4. Schritt: Vereinigung der Kupfer-I-Ionen mit Hydroxid-Ionen
Die Kupfer-I-Ionen können keinen Komplex mehr mit den Tartraten bilden. Deshalb lösen sie sich aus dem Komplex und vereinigen sich mit den Hydroxid-Ionen zum schwer löslichen Kupfer-I-hydroxid, das gelborange ist, weshalb sich das Reaktionsgemisch bei optimalem Verlauf erst grünlich verfärbt (Mischung aus langsam ausfallendem gelborangem Kupfer-I-hydroxid und dem blauen Fehling-Reagenz) und dann immer gelb-oranger wird (je mehr davon ausfällt).

2 Cu^+ + 2 OH^–   ---> 2 CuOH (gelboranger Niederschlag)

5. Schritt: Umwandlung in Kupfer-I-oxid durch Wasserabspaltung
Unter den immer noch alkalischen Bedingungen wandelt sich das schwer lösliche Kupfer-I-hydroxid in ebenfalls schwerlösliches Kupfer-I-oxid um, welches rotbraun ist. Deshalb wird die Lösung immer rötlicher, bis sie am Ende rotbraun ist. Die Umwandlung erfolgt über die Abspaltung von Wasser.

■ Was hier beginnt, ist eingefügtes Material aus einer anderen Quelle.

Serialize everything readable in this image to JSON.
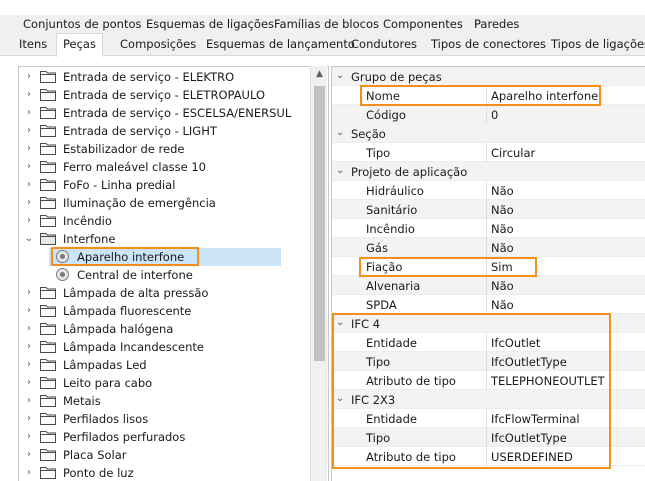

2 CuOH ---> Cu2O (rotbrauner Niederschlag) + H2O

Fazit: Du benötigst in Lösung gehaltene Kupfer-II-Ionen, damit diese nicht im alkalischen Milieu einen nahezu unlöslichen Niederschlag von Kupfer-II-hydroxid bilden. Deshalb kannst du in deiner oben eingestellten Reaktionsgleichung davon ausgehen, dass die Oxidation misslingt, weil du von vornherein mit Cu(OH)2 arbeiten willst, das aber keine Kupfer-II-Ionen zur Verfügung stellen wird.

Alles klar?!

LG von der Waterkant.

Antwort
von labmanKIT, 66

https://de.wikipedia.org/wiki/Fehling-Probe

Kommentar von Tabletfan ,

Danke erstmal für die schnelle Antwort. Ich habe mir die Wikipediaseite jetzt mehrmals durchgelesen, allerdings habe ich immer noch nicht verstanden was daran falsch ist. Ich habe zwar gesehen das die Reaktionsgleichung ne andere ist aber wüsste jetzt nicht anhand welcher Kriterien ich sagen kann warum die falsch ist.